I'm not a pharmacist or a doctor (in the United States), but if you wanted to be found dead in your apartment and be mourned by your loved ones because of your inability to overcome your addiction, there are worse ideas than having 72 bags of heroin in your apartment. Again, that's not a misprint. SEVENTY-TWO. Philip Seymour Hoffman had 72 bags of heroin. New York Post reports:
The NYPD hunted for Philip Seymour Hoffman’s drug dealer on Monday to track down the source of the 72 small bags of heroin found in the tragic actor’s Greenwich Village apartment, sources said. Investigators found 49 sealed bags and 23 bags that were open and used. In all, 59 were marked “Ace of Spades” and 13 had the “Ace of Hearts” logo. There were also two charred spoons, syringes and a small amount of cocaine in the $10,000-a-month apartment.

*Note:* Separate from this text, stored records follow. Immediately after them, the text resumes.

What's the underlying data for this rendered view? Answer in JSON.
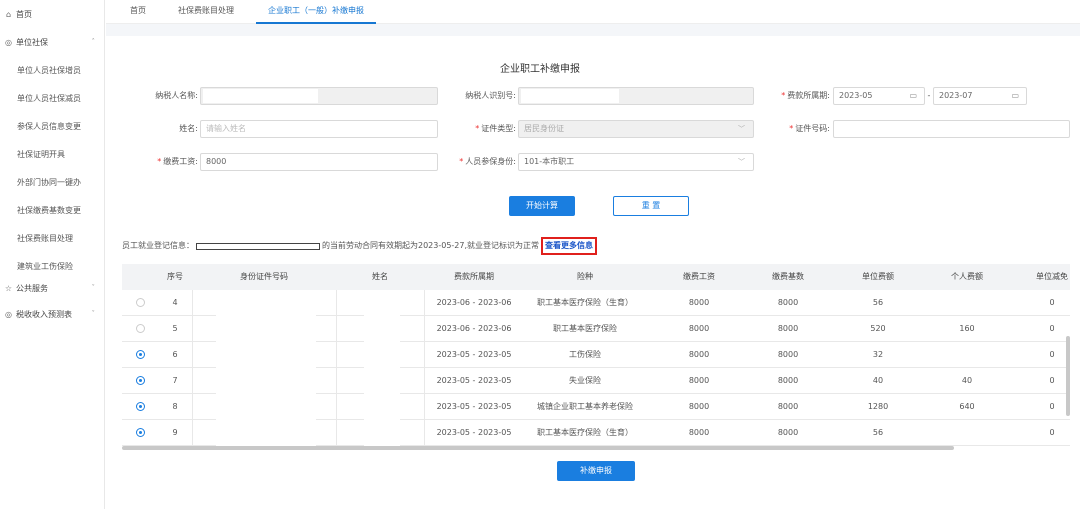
{
  "sidebar": {
    "items": [
      {
        "label": "首页",
        "icon": "⌂",
        "type": "top"
      },
      {
        "label": "单位社保",
        "icon": "◎",
        "type": "top",
        "arrow": "ˆ"
      },
      {
        "label": "单位人员社保增员",
        "type": "sub"
      },
      {
        "label": "单位人员社保减员",
        "type": "sub"
      },
      {
        "label": "参保人员信息变更",
        "type": "sub"
      },
      {
        "label": "社保证明开具",
        "type": "sub"
      },
      {
        "label": "外部门协同一键办",
        "type": "sub"
      },
      {
        "label": "社保缴费基数变更",
        "type": "sub"
      },
      {
        "label": "社保费账目处理",
        "type": "sub"
      },
      {
        "label": "建筑业工伤保险",
        "type": "sub"
      },
      {
        "label": "公共服务",
        "icon": "☆",
        "type": "top",
        "arrow": "ˇ"
      },
      {
        "label": "税收收入预测表",
        "icon": "◎",
        "type": "top",
        "arrow": "ˇ"
      }
    ]
  },
  "tabs": [
    "首页",
    "社保费账目处理",
    "企业职工（一般）补缴申报"
  ],
  "form": {
    "title": "企业职工补缴申报",
    "taxpayer_name_label": "纳税人名称:",
    "taxpayer_id_label": "纳税人识别号:",
    "period_label": "费款所属期:",
    "period_start": "2023-05",
    "period_sep": "-",
    "period_end": "2023-07",
    "name_label": "姓名:",
    "name_placeholder": "请输入姓名",
    "id_type_label": "证件类型:",
    "id_type_value": "居民身份证",
    "id_no_label": "证件号码:",
    "wage_label": "缴费工资:",
    "wage_value": "8000",
    "identity_label": "人员参保身份:",
    "identity_value": "101-本市职工",
    "calc_button": "开始计算",
    "reset_button": "重 置"
  },
  "info": {
    "prefix": "员工就业登记信息：",
    "suffix": "的当前劳动合同有效期起为2023-05-27,就业登记标识为正常",
    "more_link": "查看更多信息"
  },
  "table": {
    "headers": [
      "序号",
      "身份证件号码",
      "姓名",
      "费款所属期",
      "险种",
      "缴费工资",
      "缴费基数",
      "单位费额",
      "个人费额",
      "单位减免"
    ],
    "rows": [
      {
        "checked": false,
        "no": "4",
        "period": "2023-06 - 2023-06",
        "type": "职工基本医疗保险（生育）",
        "wage": "8000",
        "base": "8000",
        "unit_fee": "56",
        "personal_fee": "",
        "reduction": "0"
      },
      {
        "checked": false,
        "no": "5",
        "period": "2023-06 - 2023-06",
        "type": "职工基本医疗保险",
        "wage": "8000",
        "base": "8000",
        "unit_fee": "520",
        "personal_fee": "160",
        "reduction": "0"
      },
      {
        "checked": true,
        "no": "6",
        "period": "2023-05 - 2023-05",
        "type": "工伤保险",
        "wage": "8000",
        "base": "8000",
        "unit_fee": "32",
        "personal_fee": "",
        "reduction": "0"
      },
      {
        "checked": true,
        "no": "7",
        "period": "2023-05 - 2023-05",
        "type": "失业保险",
        "wage": "8000",
        "base": "8000",
        "unit_fee": "40",
        "personal_fee": "40",
        "reduction": "0"
      },
      {
        "checked": true,
        "no": "8",
        "period": "2023-05 - 2023-05",
        "type": "城镇企业职工基本养老保险",
        "wage": "8000",
        "base": "8000",
        "unit_fee": "1280",
        "personal_fee": "640",
        "reduction": "0"
      },
      {
        "checked": true,
        "no": "9",
        "period": "2023-05 - 2023-05",
        "type": "职工基本医疗保险（生育）",
        "wage": "8000",
        "base": "8000",
        "unit_fee": "56",
        "personal_fee": "",
        "reduction": "0"
      }
    ]
  },
  "submit_button": "补缴申报",
  "colors": {
    "accent": "#1a7ee0",
    "highlight_border": "#e0201c",
    "required": "#ee3333"
  }
}
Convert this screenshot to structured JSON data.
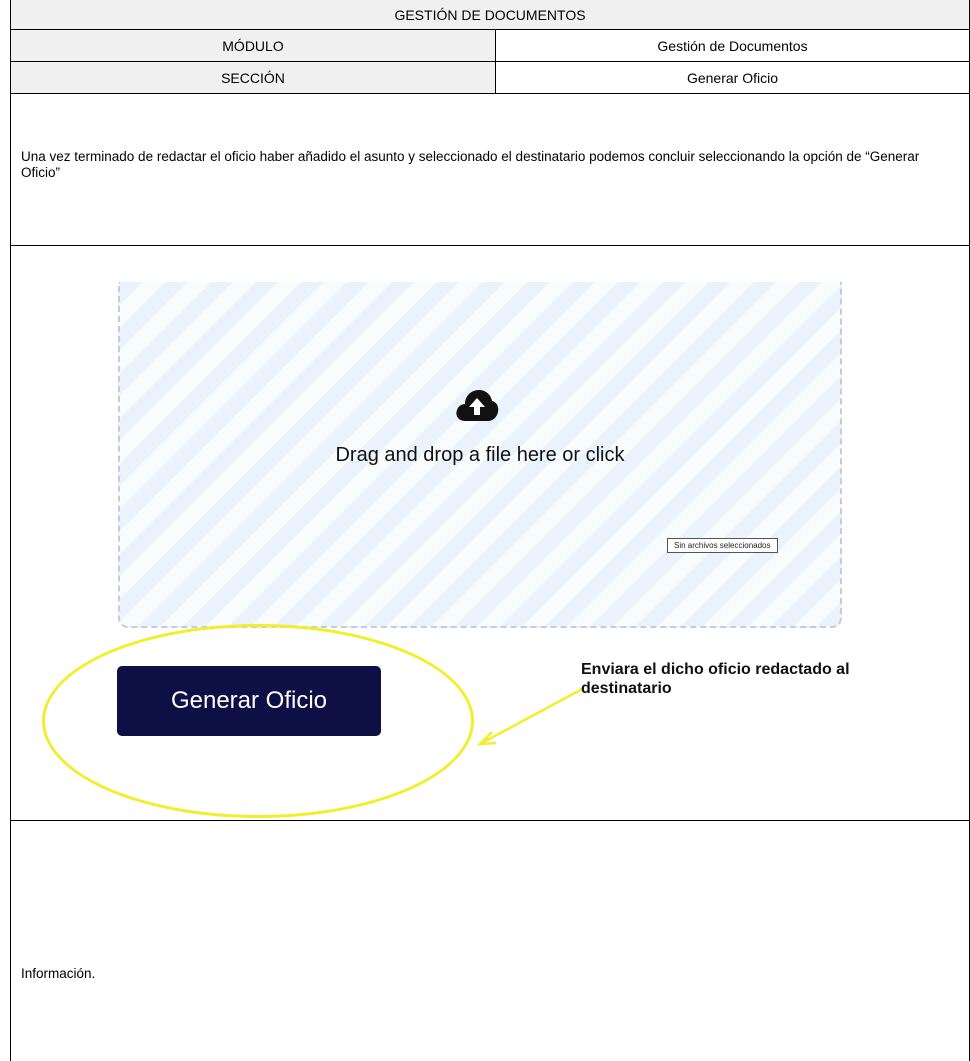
{
  "header": {
    "title": "GESTIÓN DE DOCUMENTOS",
    "rows": [
      {
        "label": "MÓDULO",
        "value": "Gestión de Documentos"
      },
      {
        "label": "SECCIÓN",
        "value": "Generar Oficio"
      }
    ]
  },
  "description": "Una vez terminado de redactar el oficio haber añadido el asunto y seleccionado el destinatario podemos concluir seleccionando la opción de “Generar Oficio”",
  "screenshot": {
    "upload_icon": "cloud-upload-icon",
    "dropzone_text": "Drag and drop a file here or click",
    "no_file_text": "Sin archivos seleccionados",
    "button_label": "Generar Oficio",
    "callout_text": "Enviara el dicho oficio redactado al destinatario",
    "button_color": "#0e0f44",
    "highlight_color": "#f3ee2a"
  },
  "info": "Información."
}
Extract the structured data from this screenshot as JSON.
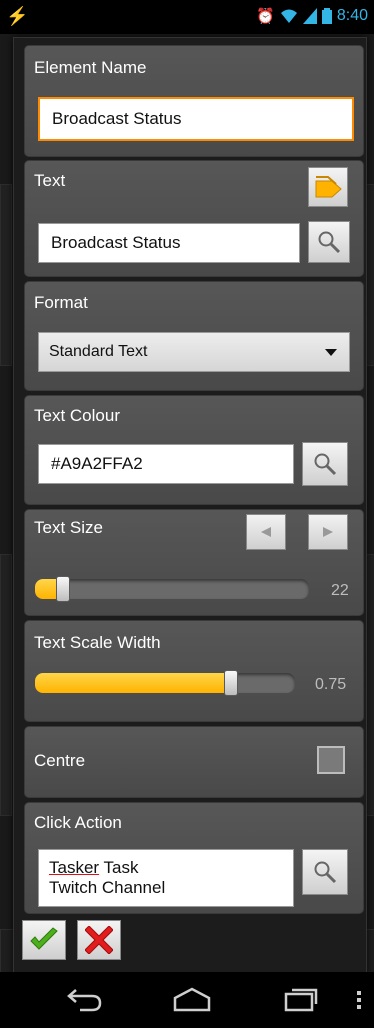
{
  "status_bar": {
    "time": "8:40"
  },
  "dialog": {
    "element_name": {
      "title": "Element Name",
      "value": "Broadcast Status"
    },
    "text": {
      "title": "Text",
      "value": "Broadcast Status"
    },
    "format": {
      "title": "Format",
      "selected": "Standard Text"
    },
    "text_colour": {
      "title": "Text Colour",
      "value": "#A9A2FFA2"
    },
    "text_size": {
      "title": "Text Size",
      "value": "22",
      "level": 0.1
    },
    "text_scale_width": {
      "title": "Text Scale Width",
      "value": "0.75",
      "level": 0.75
    },
    "centre": {
      "title": "Centre",
      "checked": false
    },
    "click_action": {
      "title": "Click Action",
      "line1_underlined": "Tasker",
      "line1_rest": " Task",
      "line2": "Twitch Channel"
    }
  },
  "colors": {
    "accent": "#ffb300",
    "focus_border": "#ff8c00",
    "status_blue": "#33b5e5"
  }
}
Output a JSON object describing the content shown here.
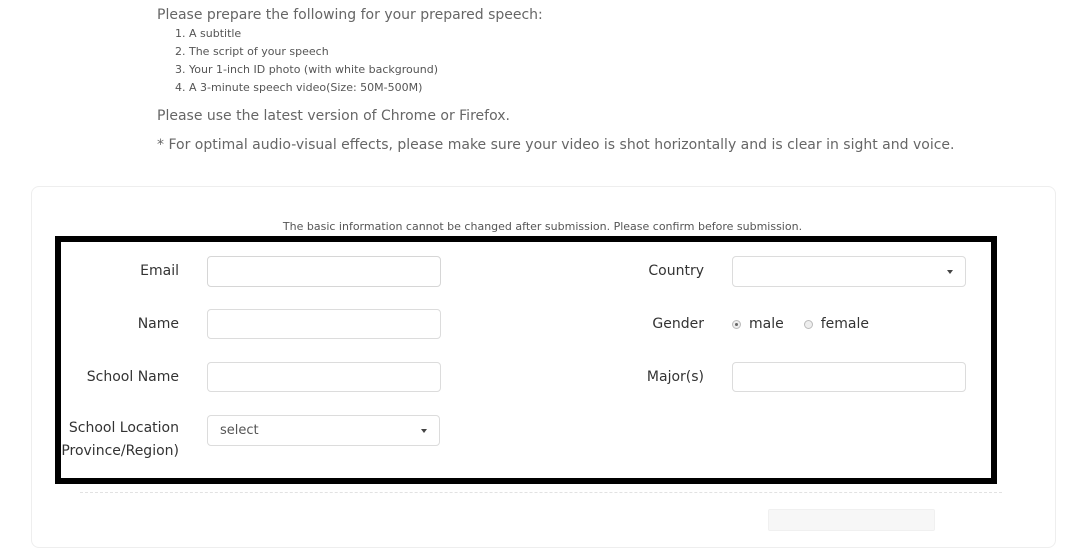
{
  "intro": {
    "title": "Please prepare the following for your prepared speech:",
    "items": [
      "1. A subtitle",
      "2. The script of your speech",
      "3. Your 1-inch ID photo (with white background)",
      "4. A 3-minute speech video(Size: 50M-500M)"
    ],
    "browser_note": "Please use the latest version of Chrome or Firefox.",
    "av_note": "* For optimal audio-visual effects, please make sure your video is shot horizontally and is clear in sight and voice."
  },
  "form": {
    "notice": "The basic information cannot be changed after submission. Please confirm before submission.",
    "email": {
      "label": "Email",
      "value": "",
      "placeholder": ""
    },
    "name": {
      "label": "Name",
      "value": "",
      "placeholder": ""
    },
    "school_name": {
      "label": "School Name",
      "value": "",
      "placeholder": ""
    },
    "school_location": {
      "label_line1": "School Location",
      "label_line2": "Province/Region)",
      "selected": "select"
    },
    "country": {
      "label": "Country",
      "selected": ""
    },
    "gender": {
      "label": "Gender",
      "options": [
        {
          "label": "male",
          "checked": true
        },
        {
          "label": "female",
          "checked": false
        }
      ]
    },
    "majors": {
      "label": "Major(s)",
      "value": "",
      "placeholder": ""
    }
  }
}
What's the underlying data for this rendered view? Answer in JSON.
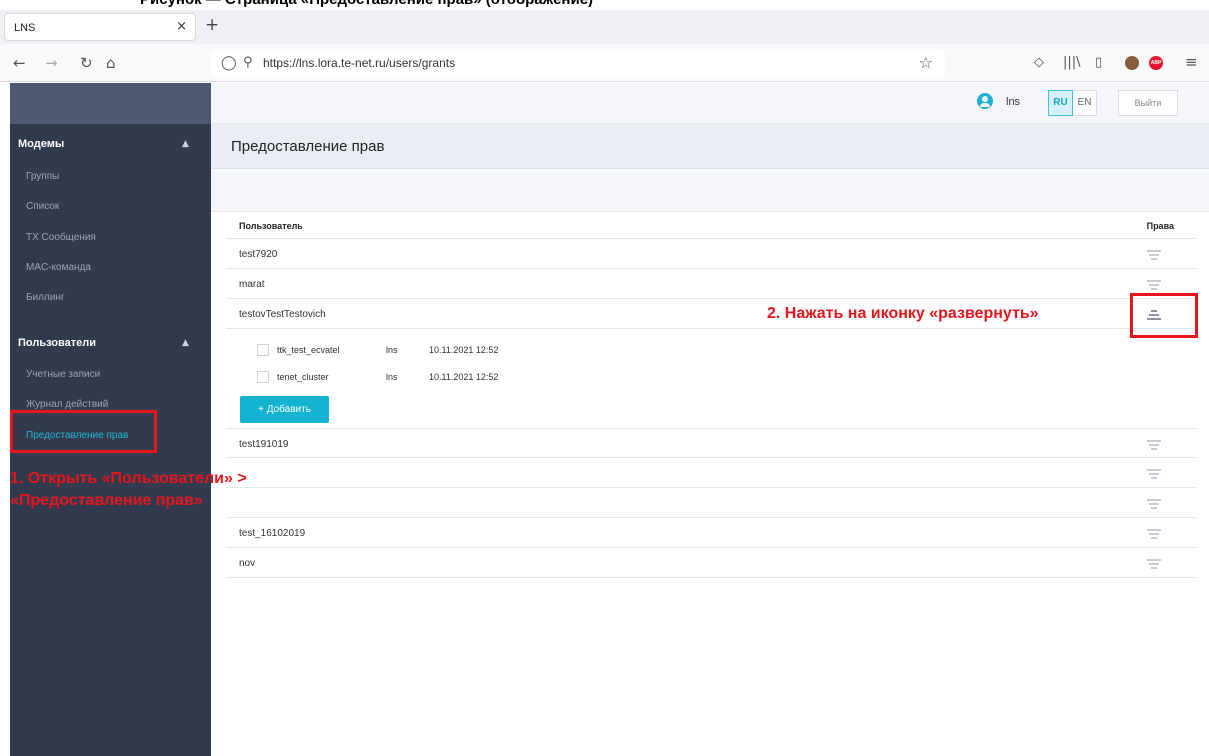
{
  "doc_caption": "Рисунок — Страница «Предоставление прав» (отображение)",
  "browser": {
    "tab_title": "LNS",
    "tab_close": "×",
    "new_tab": "+",
    "url": "https://lns.lora.te-net.ru/users/grants",
    "nav": {
      "back": "←",
      "forward": "→",
      "reload": "↻",
      "home": "⌂"
    },
    "star": "☆",
    "pocket": "◇",
    "library": "|||\\",
    "sidebar_toggle": "▯",
    "menu": "≡",
    "abp": "ABP"
  },
  "header": {
    "user_name": "lns",
    "lang_ru": "RU",
    "lang_en": "EN",
    "logout": "Выйти"
  },
  "sidebar": {
    "sections": [
      {
        "title": "Модемы",
        "caret": "▲",
        "items": [
          "Группы",
          "Список",
          "TX Сообщения",
          "MAC-команда",
          "Биллинг"
        ]
      },
      {
        "title": "Пользователи",
        "caret": "▲",
        "items": [
          "Учетные записи",
          "Журнал действий",
          "Предоставление прав"
        ]
      }
    ],
    "active_item": "Предоставление прав"
  },
  "page": {
    "title": "Предоставление прав",
    "table": {
      "col_user": "Пользователь",
      "col_rights": "Права",
      "rows": [
        "test7920",
        "marat",
        "testovTestTestovich",
        "test191019",
        "",
        "",
        "test_16102019",
        "nov"
      ],
      "expanded_row": "testovTestTestovich",
      "grants": [
        {
          "modem": "ttk_test_ecvatel",
          "user": "lns",
          "date": "10.11.2021 12:52"
        },
        {
          "modem": "tenet_cluster",
          "user": "lns",
          "date": "10.11.2021 12:52"
        }
      ],
      "add_button": "+ Добавить"
    }
  },
  "annotations": {
    "step1_line1": "1. Открыть «Пользователи» >",
    "step1_line2": "«Предоставление прав»",
    "step2": "2. Нажать на иконку «развернуть»",
    "color": "#e8141c"
  }
}
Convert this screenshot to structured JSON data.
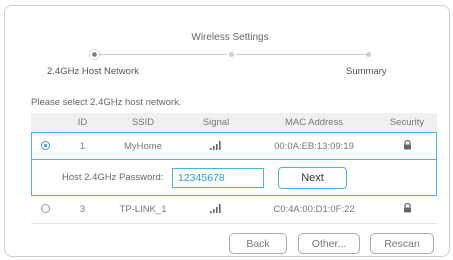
{
  "stepper": {
    "title": "Wireless Settings",
    "step1_label": "2.4GHz Host Network",
    "step3_label": "Summary"
  },
  "instruction": "Please select 2.4GHz host network.",
  "table": {
    "headers": {
      "id": "ID",
      "ssid": "SSID",
      "signal": "Signal",
      "mac": "MAC Address",
      "security": "Security"
    },
    "rows": [
      {
        "id": "1",
        "ssid": "MyHome",
        "signal_icon": "signal-bars-icon",
        "mac": "00:0A:EB:13:09:19",
        "security_icon": "lock-icon",
        "selected": true
      },
      {
        "id": "3",
        "ssid": "TP-LINK_1",
        "signal_icon": "signal-bars-icon",
        "mac": "C0:4A:00:D1:0F:22",
        "security_icon": "lock-icon",
        "selected": false
      }
    ],
    "password": {
      "label": "Host 2.4GHz Password:",
      "value": "12345678",
      "next_label": "Next"
    }
  },
  "buttons": {
    "back": "Back",
    "other": "Other...",
    "rescan": "Rescan"
  },
  "colors": {
    "accent": "#4ab4dd",
    "border": "#cfcfcf",
    "header_bg": "#f0f0f0"
  }
}
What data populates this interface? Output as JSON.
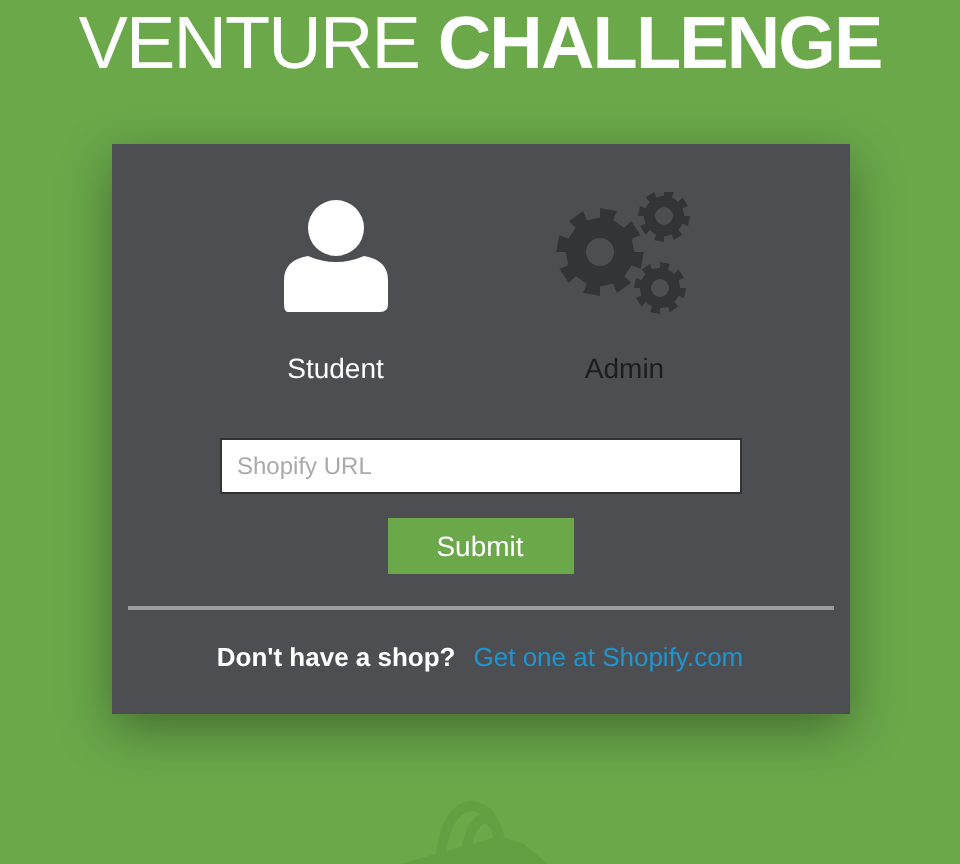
{
  "title": {
    "light": "VENTURE",
    "bold": "CHALLENGE"
  },
  "roles": [
    {
      "kind": "student",
      "label": "Student",
      "selected": true
    },
    {
      "kind": "admin",
      "label": "Admin",
      "selected": false
    }
  ],
  "url_field": {
    "placeholder": "Shopify URL"
  },
  "submit_button": "Submit",
  "footer": {
    "prompt": "Don't have a shop?",
    "link": "Get one at Shopify.com"
  }
}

Cops also discovered an assortment of prescription pills, including:
- Clonidine hydrochloride, a blood-pressure medication.
- Buprenorphine, an addiction-treatment drug.
- Vyvanse, which is used to treat attention-deficit disorder.
- Hydroxyzine, used to treat anxiety.
- Methocarbamol, a muscle relaxant.
Like, I've been sitting here trying to wrap my mind around what kind of next level junkie would need 72 bags of heroin readily available at any given moment. Do you have to pass some kind of written test and maybe a practical? Was he going to be on the new TLC show Heroin Hoarders? I don't get it. I mean, I didn't want to watch the Super Bowl either, but not that bad. I can't overstate this enough. He had 72 bags of heroin in his apartment. The only brightside is that if you're looking to see Michael Jackson's ghost, this substantially narrows down your search.